Three new McNair Scholars join Baylor College of Medicine as the College hosts the 12th annual McNair Symposium
The McNair Scholars program at Baylor College of Medicine has announced three new scholars focusing on how cell and neural activity affect behavior and neurodegenerative disease.
This year marks the 12th annual McNair Symposium, held March 28, where McNair Scholars and McNair M.D./Ph.D. Scholars present their latest research.
Established by The Robert and Janice McNair Foundation and managed by the McNair Medical Institute, the McNair Scholars program pursues collaborative and transformational research by identifying and recruiting leading scientists in the neurosciences. The McNair M.D./Ph.D. Scholars program supports students for six years through medical and graduate school with a goal of training physician-scientists who conduct research while caring for patients.
The event will include a poster session and oral presentations by McNair Scholars and McNair M.D./Ph.D. Scholars and a keynote talk titled “Toward a General Brain-Computer Interface,” by Dr. Thomas Reardon, a neuroscientist and vice president of research and head of neural interfaces at Meta.
Newest McNair Scholars named over the past year include:
Dr. Michael Bround
Dr. Michael Bround is an assistant professor in the Department of Integrative Physiology at Baylor studying the biology of mitochondria, an organelle responsible for generating the energy necessary to power cells.

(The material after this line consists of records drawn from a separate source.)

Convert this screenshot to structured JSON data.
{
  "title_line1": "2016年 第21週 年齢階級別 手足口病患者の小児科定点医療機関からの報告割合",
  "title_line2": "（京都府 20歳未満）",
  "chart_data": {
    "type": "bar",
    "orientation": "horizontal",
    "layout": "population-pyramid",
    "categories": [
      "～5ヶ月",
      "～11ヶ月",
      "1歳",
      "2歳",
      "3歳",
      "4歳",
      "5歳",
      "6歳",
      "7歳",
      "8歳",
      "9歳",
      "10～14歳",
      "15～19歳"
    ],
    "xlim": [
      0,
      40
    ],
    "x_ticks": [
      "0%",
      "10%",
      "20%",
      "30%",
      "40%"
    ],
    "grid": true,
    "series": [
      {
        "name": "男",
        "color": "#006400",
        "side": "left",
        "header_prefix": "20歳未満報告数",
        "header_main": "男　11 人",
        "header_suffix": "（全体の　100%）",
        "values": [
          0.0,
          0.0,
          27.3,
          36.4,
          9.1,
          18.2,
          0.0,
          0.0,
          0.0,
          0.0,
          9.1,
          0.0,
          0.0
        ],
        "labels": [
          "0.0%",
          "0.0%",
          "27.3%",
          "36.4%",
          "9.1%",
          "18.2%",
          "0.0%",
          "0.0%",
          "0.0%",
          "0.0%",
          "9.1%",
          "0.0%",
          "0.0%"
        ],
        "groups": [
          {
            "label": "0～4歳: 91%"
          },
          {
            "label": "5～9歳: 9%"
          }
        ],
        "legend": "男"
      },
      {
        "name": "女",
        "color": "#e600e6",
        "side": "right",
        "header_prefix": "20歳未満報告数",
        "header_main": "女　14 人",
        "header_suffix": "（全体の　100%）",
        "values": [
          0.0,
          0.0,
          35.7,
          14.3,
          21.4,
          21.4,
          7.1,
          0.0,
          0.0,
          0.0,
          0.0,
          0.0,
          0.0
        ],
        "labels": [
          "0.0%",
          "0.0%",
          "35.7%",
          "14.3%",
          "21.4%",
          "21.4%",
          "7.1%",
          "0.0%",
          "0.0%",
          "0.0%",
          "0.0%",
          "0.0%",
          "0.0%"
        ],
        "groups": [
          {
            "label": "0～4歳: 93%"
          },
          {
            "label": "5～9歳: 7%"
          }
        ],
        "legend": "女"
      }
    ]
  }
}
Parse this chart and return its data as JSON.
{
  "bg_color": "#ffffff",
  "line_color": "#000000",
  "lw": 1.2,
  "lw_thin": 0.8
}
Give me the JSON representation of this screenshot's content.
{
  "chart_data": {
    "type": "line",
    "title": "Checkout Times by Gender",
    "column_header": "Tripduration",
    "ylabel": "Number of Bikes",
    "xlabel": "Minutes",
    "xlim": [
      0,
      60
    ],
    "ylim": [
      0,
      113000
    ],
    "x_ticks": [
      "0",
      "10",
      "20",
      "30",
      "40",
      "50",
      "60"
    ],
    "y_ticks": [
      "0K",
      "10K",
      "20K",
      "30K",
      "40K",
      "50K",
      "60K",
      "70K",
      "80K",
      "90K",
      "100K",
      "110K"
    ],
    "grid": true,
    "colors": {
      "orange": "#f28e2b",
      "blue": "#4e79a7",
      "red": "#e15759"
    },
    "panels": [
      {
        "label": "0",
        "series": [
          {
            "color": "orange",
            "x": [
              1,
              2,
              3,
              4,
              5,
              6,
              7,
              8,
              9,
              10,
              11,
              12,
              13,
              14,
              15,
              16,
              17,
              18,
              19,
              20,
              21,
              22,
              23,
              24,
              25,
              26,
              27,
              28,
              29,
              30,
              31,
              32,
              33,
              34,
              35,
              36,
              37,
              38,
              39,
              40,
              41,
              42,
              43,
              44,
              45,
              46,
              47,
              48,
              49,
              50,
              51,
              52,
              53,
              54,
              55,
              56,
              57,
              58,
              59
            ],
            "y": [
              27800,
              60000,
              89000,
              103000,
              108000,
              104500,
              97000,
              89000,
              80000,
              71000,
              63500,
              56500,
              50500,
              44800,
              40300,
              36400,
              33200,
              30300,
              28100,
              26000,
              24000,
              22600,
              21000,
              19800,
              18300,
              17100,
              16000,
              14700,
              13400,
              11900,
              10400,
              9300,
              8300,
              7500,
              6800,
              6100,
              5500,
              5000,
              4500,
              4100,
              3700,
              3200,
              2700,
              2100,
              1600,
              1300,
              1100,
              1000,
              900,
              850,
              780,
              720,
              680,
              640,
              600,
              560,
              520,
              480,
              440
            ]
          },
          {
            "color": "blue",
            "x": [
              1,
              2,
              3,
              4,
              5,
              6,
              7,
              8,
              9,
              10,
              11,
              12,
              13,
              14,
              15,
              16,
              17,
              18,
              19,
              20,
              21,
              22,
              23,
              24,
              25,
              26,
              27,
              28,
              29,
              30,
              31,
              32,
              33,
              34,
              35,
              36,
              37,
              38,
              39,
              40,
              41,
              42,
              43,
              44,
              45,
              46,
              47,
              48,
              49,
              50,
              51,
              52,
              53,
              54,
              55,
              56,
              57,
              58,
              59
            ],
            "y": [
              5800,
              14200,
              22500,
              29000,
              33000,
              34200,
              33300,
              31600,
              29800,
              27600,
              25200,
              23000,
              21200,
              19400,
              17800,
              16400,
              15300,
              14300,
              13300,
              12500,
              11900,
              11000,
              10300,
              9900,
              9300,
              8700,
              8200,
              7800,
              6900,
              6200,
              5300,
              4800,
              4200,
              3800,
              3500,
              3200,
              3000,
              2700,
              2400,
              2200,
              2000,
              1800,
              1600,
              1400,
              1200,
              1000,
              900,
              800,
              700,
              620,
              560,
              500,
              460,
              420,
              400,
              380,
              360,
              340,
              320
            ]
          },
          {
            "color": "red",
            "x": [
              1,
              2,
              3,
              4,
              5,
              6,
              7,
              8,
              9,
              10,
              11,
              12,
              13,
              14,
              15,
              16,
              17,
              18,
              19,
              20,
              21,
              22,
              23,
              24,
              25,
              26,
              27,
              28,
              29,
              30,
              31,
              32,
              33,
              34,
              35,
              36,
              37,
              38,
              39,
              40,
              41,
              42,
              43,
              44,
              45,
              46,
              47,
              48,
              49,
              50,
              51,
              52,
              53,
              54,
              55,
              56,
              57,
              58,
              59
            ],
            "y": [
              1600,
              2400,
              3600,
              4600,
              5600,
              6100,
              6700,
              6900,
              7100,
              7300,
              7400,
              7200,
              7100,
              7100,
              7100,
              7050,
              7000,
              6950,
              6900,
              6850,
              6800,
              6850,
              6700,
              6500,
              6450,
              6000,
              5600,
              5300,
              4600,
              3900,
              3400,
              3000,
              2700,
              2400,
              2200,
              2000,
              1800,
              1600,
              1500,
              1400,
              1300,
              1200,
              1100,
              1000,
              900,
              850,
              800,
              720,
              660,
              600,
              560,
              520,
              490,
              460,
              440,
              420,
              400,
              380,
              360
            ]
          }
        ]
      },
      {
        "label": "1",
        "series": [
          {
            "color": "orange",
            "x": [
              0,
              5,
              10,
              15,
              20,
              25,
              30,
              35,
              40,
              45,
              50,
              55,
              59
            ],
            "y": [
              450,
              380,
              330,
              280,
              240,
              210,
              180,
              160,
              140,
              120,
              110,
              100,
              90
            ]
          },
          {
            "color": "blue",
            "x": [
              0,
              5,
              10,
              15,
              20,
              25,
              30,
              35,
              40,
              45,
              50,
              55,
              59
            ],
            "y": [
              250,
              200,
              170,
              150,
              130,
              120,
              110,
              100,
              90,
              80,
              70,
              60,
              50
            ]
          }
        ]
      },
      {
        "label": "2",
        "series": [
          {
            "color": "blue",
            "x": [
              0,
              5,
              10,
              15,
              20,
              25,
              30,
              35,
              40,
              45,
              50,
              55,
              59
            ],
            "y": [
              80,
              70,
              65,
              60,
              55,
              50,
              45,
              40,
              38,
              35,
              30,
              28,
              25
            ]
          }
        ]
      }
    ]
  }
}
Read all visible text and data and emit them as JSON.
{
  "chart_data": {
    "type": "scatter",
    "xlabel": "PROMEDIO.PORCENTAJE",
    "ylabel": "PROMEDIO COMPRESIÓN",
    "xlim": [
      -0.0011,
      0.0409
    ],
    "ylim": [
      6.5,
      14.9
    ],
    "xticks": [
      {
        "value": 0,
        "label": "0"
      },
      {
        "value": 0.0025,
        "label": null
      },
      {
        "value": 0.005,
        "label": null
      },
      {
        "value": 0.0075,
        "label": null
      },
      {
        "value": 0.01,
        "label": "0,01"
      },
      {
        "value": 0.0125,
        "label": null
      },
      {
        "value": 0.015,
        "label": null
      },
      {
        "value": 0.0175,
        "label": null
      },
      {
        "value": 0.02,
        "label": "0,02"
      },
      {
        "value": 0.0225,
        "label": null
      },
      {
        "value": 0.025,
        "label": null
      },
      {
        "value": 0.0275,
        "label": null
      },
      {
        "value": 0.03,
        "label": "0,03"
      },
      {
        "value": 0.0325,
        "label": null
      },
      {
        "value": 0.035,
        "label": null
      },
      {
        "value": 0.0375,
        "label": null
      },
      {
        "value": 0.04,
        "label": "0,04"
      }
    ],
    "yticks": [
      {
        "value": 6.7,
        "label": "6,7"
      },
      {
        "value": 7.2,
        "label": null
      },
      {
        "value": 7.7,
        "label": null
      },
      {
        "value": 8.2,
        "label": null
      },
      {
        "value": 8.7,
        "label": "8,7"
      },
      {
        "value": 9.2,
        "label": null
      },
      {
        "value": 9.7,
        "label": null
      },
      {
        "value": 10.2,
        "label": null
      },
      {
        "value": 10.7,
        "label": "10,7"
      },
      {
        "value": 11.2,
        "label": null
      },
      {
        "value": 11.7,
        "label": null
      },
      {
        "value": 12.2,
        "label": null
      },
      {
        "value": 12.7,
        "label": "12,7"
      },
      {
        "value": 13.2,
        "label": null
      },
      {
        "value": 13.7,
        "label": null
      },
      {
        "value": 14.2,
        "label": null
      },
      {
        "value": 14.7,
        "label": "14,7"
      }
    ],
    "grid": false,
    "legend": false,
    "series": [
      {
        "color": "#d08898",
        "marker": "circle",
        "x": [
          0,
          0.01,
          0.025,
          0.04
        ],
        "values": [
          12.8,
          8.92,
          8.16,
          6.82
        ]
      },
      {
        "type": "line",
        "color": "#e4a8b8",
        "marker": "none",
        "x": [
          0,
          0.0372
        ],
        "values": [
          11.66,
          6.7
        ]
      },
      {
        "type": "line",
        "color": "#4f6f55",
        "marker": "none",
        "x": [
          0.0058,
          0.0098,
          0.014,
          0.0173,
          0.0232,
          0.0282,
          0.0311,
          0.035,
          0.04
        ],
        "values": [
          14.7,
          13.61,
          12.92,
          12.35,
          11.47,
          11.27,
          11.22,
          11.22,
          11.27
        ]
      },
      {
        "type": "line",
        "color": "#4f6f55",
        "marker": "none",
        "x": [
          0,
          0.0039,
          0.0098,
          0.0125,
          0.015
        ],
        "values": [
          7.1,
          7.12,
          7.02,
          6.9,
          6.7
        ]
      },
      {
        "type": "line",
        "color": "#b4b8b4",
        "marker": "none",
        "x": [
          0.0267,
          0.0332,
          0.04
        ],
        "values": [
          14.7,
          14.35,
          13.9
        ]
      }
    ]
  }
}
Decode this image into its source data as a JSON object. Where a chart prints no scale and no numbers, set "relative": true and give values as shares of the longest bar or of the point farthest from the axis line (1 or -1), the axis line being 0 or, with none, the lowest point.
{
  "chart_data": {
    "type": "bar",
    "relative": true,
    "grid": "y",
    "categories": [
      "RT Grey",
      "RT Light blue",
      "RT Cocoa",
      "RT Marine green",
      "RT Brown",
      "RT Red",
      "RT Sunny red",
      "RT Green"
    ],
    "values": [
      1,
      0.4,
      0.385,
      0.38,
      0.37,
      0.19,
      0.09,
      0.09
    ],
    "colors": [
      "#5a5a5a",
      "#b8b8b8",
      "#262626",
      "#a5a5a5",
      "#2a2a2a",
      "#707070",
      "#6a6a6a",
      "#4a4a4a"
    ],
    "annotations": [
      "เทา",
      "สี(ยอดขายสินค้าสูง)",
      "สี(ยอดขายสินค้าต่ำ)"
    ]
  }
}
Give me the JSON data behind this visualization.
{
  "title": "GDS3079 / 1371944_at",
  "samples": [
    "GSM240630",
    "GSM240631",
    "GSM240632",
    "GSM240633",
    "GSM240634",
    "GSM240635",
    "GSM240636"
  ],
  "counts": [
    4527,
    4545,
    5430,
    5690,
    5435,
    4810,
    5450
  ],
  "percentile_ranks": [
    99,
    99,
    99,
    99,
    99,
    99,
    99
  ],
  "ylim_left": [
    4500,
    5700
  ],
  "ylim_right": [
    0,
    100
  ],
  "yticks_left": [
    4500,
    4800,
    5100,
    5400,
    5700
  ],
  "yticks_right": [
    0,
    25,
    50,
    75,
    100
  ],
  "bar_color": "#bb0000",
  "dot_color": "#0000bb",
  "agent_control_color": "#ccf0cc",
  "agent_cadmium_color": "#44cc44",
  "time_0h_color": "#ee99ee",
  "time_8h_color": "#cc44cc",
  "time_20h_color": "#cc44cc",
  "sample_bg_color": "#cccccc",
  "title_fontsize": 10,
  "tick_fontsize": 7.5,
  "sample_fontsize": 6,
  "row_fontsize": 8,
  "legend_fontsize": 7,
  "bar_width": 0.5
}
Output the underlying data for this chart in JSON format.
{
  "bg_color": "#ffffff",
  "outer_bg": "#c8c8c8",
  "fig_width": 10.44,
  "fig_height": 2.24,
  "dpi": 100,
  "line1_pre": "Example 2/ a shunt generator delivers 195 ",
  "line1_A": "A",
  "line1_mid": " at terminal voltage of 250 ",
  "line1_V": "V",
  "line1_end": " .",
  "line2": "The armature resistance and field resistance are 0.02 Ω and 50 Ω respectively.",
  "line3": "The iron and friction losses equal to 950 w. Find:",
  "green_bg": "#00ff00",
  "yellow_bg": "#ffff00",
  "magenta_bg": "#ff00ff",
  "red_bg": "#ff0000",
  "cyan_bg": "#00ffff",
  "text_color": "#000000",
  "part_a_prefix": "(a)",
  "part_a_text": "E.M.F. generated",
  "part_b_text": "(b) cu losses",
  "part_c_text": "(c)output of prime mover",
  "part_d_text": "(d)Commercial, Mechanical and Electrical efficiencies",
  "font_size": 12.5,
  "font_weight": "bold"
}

His works looks at how cells communicate with mitochondria to optimize energy production, regulate mitochondrial quality control and initiate pathological cell death processes, which can be a major driver of several significant human diseases, such as cardiac infarction, stroke, multiple sclerosis, Alzheimer’s disease and muscular dystrophy.
His recent research has focused on necrotic cell death in muscular dystrophy. He found that genetic inhibition of mitochondria-dependent cell death nearly eliminates all disease in mouse models of muscular dystrophy, which suggests a new therapeutic approach.
Bround joined Baylor after completing a postdoctoral fellowship at Cincinnati Children’s Hospital Medical Center. He earned his Ph.D. at the University of British Columbia.
Dr. Nicole Provenza
Dr. Nicole Provenza is an assistant professor in the Department of Neurosurgery at Baylor studying the neurophysiology underlying cognition and emotion and the effects of neuromodulation on neural activity and behavior. Her lab will focus on understanding how the brain supports behavior in the real world throughout everyday life.
Provenza’s lab integrates neural activity and deep behavioral phenotyping to inform neural signatures underlying real-world functional deficits in psychiatric disorders. The goal is to pioneer the development of personalized treatment strategies that more effectively guide brain activity and behavior toward healthy states.
Provenza completed her Ph.D. in biomedical engineering at Brown University, where she focused on identifying neural biomarkers of distress in patients with treatment-resistant obsessive compulsive disorder (OCD). Her recent work during her postdoc at Baylor revealed a neural biomarker of clinical response after deep brain stimulation for OCD.
Dr. Shelly Buffington
Dr. Shelly Buffington is an assistant professor in the Department of Neuroscience and a member of the Center for Precision Environmental Health at Baylor. Her research focuses on how gut microbiota contribute to brain development, function and behavior and how environmental factors throughout a female’s lifespan affect neurodevelopment in offspring and future offspring. Buffington’s work also will help to identify therapeutic approaches to reduce risk for neurodevelopmental disorders linked to maternal environmental exposures.
She earned her Ph.D. and completed her postdoctoral work at Baylor where she found that the hologenome, the combination of host and microbial genes, control behavioral phenotypes in multiple mouse models for autism spectrum disorder. She and her colleagues also demonstrated that a maternal high-fat diet induces long-term, functional changes in the offspring gut microbiome that are causally related to autism-like social deficits.
She joined the faculty at the University of Texas Medical Branch before returning to Baylor in her current position.